The decline in revenue and income are due to normal business fluctuations and repair/maintenance related downtime. For example, the company’s West Alpha rig was down for scheduled component inspection and routine maintenance to ensure optimal functioning. Two of the company’s North Atlantic drill rigs were also impacted by equipment failures tied to extreme cold conditions and generated less revenue than normal. But with both rigs now functioning well, second quarter revenues should bounce back up. In Q1, NADL’s fleet had 10% downtime but only about 2% downtime in Q2. In addition, the new West Linus rig, which started operations in late-May 2014 at $375,000 per day, should boost results.


In Q1, NADL had EBITDA of $119.3 million, net income of $20.2 million and earnings per share of
$0.08. NADL generated $32 million in cash from operations. However, brighter prospects suggest full-year earnings could reach about $1.03 per share based on new rigs and favorable demand.

In the quarter, the company issued $600 million in senior unsecured notes due 2019 through a private offering in the U.S.

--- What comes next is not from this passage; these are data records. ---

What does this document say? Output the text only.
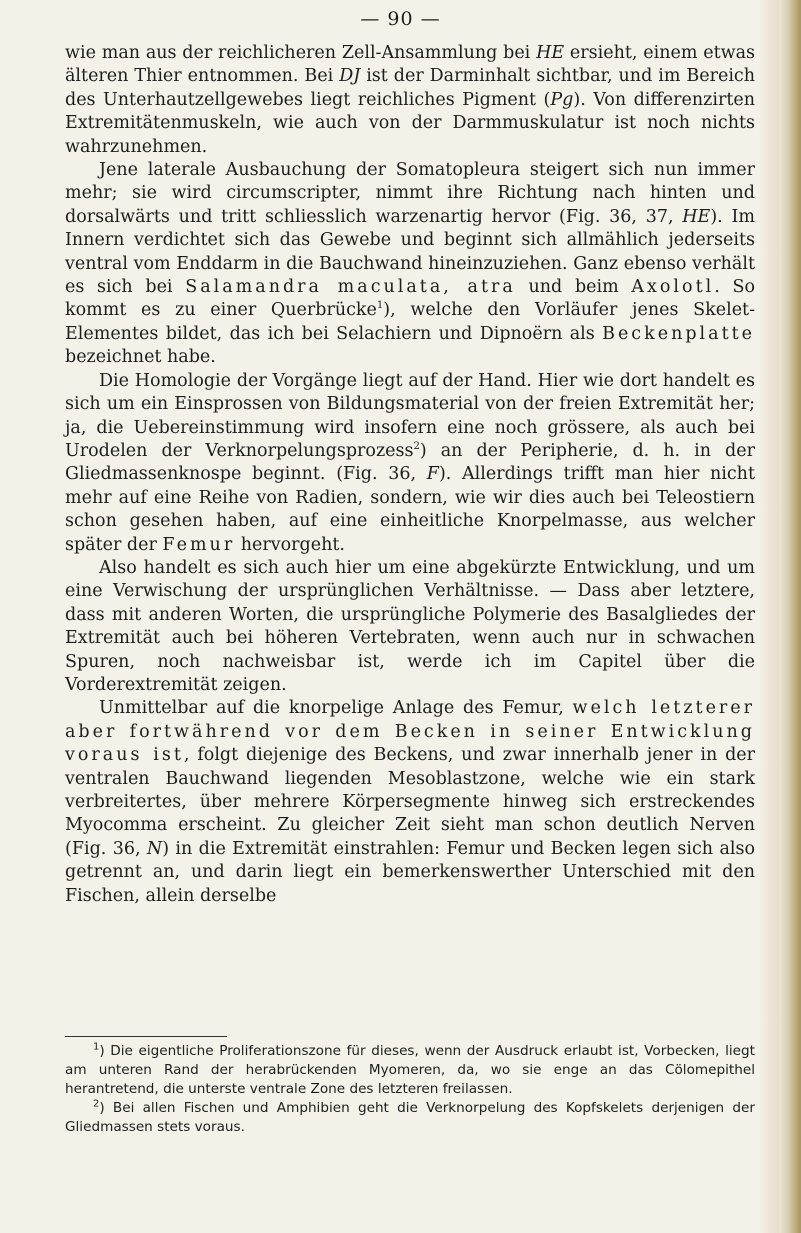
— 90 —

wie man aus der reichlicheren Zell-Ansammlung bei HE ersieht, einem etwas älteren Thier entnommen. Bei DJ ist der Darminhalt sichtbar, und im Bereich des Unterhautzellgewebes liegt reichliches Pigment (Pg). Von differenzirten Extremitätenmuskeln, wie auch von der Darmmuskulatur ist noch nichts wahrzunehmen.

Jene laterale Ausbauchung der Somatopleura steigert sich nun immer mehr; sie wird circumscripter, nimmt ihre Richtung nach hinten und dorsalwärts und tritt schliesslich warzenartig hervor (Fig. 36, 37, HE). Im Innern verdichtet sich das Gewebe und beginnt sich allmählich jederseits ventral vom Enddarm in die Bauchwand hineinzuziehen. Ganz ebenso verhält es sich bei Salamandra maculata, atra und beim Axolotl. So kommt es zu einer Querbrücke$^1$), welche den Vorläufer jenes Skelet-Elementes bildet, das ich bei Selachiern und Dipnoërn als Beckenplatte bezeichnet habe.

Die Homologie der Vorgänge liegt auf der Hand. Hier wie dort handelt es sich um ein Einsprossen von Bildungsmaterial von der freien Extremität her; ja, die Uebereinstimmung wird insofern eine noch grössere, als auch bei Urodelen der Verknorpelungsprozess$^2$) an der Peripherie, d. h. in der Gliedmassenknospe beginnt. (Fig. 36, F). Allerdings trifft man hier nicht mehr auf eine Reihe von Radien, sondern, wie wir dies auch bei Teleostiern schon gesehen haben, auf eine einheitliche Knorpelmasse, aus welcher später der Femur hervorgeht.

Also handelt es sich auch hier um eine abgekürzte Entwicklung, und um eine Verwischung der ursprünglichen Verhältnisse. — Dass aber letztere, dass mit anderen Worten, die ursprüngliche Polymerie des Basalgliedes der Extremität auch bei höheren Vertebraten, wenn auch nur in schwachen Spuren, noch nachweisbar ist, werde ich im Capitel über die Vorderextremität zeigen.

Unmittelbar auf die knorpelige Anlage des Femur, welch letzterer aber fortwährend vor dem Becken in seiner Entwicklung voraus ist, folgt diejenige des Beckens, und zwar innerhalb jener in der ventralen Bauchwand liegenden Mesoblastzone, welche wie ein stark verbreitertes, über mehrere Körpersegmente hinweg sich erstreckendes Myocomma erscheint. Zu gleicher Zeit sieht man schon deutlich Nerven (Fig. 36, N) in die Extremität einstrahlen: Femur und Becken legen sich also getrennt an, und darin liegt ein bemerkenswerther Unterschied mit den Fischen, allein derselbe

$^1$) Die eigentliche Proliferationszone für dieses, wenn der Ausdruck erlaubt ist, Vorbecken, liegt am unteren Rand der herabrückenden Myomeren, da, wo sie enge an das Cölomepithel herantretend, die unterste ventrale Zone des letzteren freilassen.

$^2$) Bei allen Fischen und Amphibien geht die Verknorpelung des Kopfskelets derjenigen der Gliedmassen stets voraus.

At quarter end, NADL had cash and cash equivalents of $114 million, $2.4 billion in drilling assets (net of depreciation), $715 million in new buildings and $4.1 billion in total assets.

With the recent $600 million private placement, debt was up from $1.58 billion in the previous quarter to $2.25 billion and shareholders equity rose to $936 million.


Analysts are down on the stock on Q1 weakness after severe winter weather but are not looking ahead at the significant growth prospects. The company’s premium harsh environment drill rigs, its outstanding QHSE record, strong Arctic E&P prospects and game-changing strategic partnership with Russia’s Rosneft and new rigs should power earnings and dividends going forward. This is an excellent company for stable dividend income investors who will see good dividend and capital growth over the long run.

This is a billionaire John Fredriksen creation. Mr. Fredriksen is known for creating companies heavy in debt and with significant dividend payouts.